Molar pregnancy, popularly known as grape pregnancy, is a type of disease that originates from the placenta and the cells that make up its membrane during embryonic development. In a mole pregnancy, the protrusions that connect the placenta to the lining of the uterus, called chorionic villi, do not develop properly. This causes a mass called a hydatiform to form in the uterus instead of a baby. Hydatiform is a tumor of placental tissue caused by abnormal chromosomes in a fertilized egg. A mole pregnancy occurs when two sets of chromosomes from the father combine with one set of chromosomes from the mother during fertilization, or when the mother receives no chromosomes at all.
What are the Types of Molar Pregnancy?
There are 2 types of molar pregnancy: complete and incomplete. A pregnancy with complete hydatiform has 46 chromosomes but no embryo. All chromosomes come from the father. Fetal circulation in the blood vessels does not develop and the placental cells enlarge and swell. In a complete molar pregnancy, there is no baby development. In incomplete hydatiform, abnormal trophoblast cells are present along with a baby with growth retardation and anomalies.
Symptoms of Mole Pregnancy
Molar pregnancies usually have the same symptoms as a healthy pregnancy. Some of the symptoms of mole pregnancy are as follows:
- Morning sickness and vomiting,
- Severe cramps,
- Fast heartbeat,
- High blood pressure,
- Brown discharge,
- Frequent and profuse sweating,
- The uterus is larger than expected,
- The uterus is loose rather than tight,
- Absence of embryonic or fetal tissue
- Increased thyroid hormones.
Diagnosis and Treatment of Mole Pregnancy
A mole pregnancy is diagnosed by ultrasound. The expectant mother also has a very high level of the pregnancy hormone bhCG. Treatment of molar pregnancy is two-stage. In the first stage, the uterus is emptied. The second phase is the follow-up phase. The earlier a mole pregnancy is detected and the uterus is evacuated, the lower the risk of the procedure. Most molar pregnancies can be detected within a few weeks of fertilization. The procedure is different from a normal abortion, so it is extremely important that it is performed by an experienced doctor. In rare cases, complete removal of the uterus may also be necessary, taking into account the patient’s age, risk factors and complete family.

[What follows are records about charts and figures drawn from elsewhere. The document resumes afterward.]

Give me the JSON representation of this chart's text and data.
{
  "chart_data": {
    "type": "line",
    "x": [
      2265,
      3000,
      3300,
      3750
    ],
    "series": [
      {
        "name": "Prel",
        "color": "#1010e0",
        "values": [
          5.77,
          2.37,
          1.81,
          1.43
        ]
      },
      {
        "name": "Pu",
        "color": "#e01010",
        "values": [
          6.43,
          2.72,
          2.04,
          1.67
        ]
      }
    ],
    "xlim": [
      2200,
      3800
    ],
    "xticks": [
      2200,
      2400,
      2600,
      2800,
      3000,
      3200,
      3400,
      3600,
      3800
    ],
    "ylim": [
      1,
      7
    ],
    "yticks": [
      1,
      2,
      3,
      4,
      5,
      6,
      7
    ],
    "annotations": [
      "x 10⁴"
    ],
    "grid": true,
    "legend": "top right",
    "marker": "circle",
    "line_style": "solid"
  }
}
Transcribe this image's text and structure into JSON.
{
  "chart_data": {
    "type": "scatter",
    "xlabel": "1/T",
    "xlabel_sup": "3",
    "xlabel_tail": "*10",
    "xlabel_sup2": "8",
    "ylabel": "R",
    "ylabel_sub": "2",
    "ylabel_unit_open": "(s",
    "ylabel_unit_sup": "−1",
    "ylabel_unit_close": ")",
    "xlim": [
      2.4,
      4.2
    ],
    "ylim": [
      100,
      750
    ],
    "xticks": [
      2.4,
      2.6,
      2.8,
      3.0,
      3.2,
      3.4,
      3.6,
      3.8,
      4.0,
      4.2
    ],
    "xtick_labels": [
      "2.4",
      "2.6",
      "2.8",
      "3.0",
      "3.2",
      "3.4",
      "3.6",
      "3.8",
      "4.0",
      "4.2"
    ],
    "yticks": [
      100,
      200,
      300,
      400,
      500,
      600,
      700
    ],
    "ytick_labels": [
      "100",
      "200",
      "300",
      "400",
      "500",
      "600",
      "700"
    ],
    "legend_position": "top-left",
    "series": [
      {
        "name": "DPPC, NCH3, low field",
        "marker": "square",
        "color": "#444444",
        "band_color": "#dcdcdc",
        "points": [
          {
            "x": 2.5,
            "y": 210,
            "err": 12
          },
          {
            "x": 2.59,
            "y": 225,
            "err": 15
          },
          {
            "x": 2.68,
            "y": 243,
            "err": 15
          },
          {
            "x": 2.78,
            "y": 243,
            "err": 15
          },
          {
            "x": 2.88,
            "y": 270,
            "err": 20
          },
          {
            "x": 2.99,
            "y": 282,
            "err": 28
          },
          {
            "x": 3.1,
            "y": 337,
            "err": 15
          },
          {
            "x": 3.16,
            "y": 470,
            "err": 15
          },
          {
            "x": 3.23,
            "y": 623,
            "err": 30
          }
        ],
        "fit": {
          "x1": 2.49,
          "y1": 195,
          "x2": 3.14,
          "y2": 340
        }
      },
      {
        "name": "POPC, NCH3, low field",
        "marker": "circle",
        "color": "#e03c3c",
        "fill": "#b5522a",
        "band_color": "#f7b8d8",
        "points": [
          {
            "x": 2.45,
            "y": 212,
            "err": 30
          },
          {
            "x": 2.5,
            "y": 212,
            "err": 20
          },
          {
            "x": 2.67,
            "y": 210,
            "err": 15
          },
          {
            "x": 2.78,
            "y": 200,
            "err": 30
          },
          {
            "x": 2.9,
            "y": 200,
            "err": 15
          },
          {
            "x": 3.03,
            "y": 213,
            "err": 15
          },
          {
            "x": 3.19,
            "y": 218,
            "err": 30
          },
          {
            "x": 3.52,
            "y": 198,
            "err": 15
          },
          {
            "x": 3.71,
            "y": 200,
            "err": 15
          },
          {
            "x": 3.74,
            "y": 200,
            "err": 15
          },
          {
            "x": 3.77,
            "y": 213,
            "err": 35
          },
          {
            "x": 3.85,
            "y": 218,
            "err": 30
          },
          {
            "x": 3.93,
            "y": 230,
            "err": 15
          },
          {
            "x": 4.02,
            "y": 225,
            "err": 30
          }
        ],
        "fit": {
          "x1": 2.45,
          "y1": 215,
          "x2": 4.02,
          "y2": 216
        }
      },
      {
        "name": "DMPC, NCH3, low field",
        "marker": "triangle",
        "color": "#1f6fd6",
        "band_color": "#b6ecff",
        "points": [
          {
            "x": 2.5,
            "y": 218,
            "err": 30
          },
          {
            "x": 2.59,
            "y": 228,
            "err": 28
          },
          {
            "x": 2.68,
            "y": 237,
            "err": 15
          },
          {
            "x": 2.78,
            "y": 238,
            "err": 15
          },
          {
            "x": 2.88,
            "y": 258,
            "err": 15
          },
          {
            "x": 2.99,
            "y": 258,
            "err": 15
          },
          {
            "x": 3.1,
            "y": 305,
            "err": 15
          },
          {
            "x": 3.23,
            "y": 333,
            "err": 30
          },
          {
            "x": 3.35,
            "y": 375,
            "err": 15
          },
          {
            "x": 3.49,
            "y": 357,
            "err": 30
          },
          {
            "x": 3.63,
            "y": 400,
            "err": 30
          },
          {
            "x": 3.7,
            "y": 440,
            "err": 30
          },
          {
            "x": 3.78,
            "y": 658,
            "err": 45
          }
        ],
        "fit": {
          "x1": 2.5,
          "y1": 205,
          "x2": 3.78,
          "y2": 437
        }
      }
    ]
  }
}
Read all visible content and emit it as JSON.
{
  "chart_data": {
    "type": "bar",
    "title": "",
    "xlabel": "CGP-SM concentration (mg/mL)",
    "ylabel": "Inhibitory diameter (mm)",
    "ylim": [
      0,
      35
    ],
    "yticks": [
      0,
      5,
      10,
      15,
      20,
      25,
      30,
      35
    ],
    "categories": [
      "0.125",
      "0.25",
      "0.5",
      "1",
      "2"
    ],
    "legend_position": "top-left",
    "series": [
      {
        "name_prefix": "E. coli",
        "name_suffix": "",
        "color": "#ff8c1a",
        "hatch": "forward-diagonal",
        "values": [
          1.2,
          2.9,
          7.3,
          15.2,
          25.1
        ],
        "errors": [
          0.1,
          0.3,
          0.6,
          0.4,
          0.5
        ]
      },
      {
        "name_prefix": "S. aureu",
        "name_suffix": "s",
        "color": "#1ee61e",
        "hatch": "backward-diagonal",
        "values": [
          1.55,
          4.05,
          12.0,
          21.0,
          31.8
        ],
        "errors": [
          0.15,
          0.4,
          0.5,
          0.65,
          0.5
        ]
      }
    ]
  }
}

Since a mole pregnancy has the possibility of malignancy, i.e. cancer, it needs to be followed up. Pregnancy is prohibited for at least 1 year after a mole pregnancy. At 2-week intervals, bhCG is measured in the blood. After normalization of blood levels, bhCG levels are measured monthly for 6 months and then every 2 months for at least 6 months. If the levels remain normal during this period, the follow-up is terminated and pregnancy is allowed.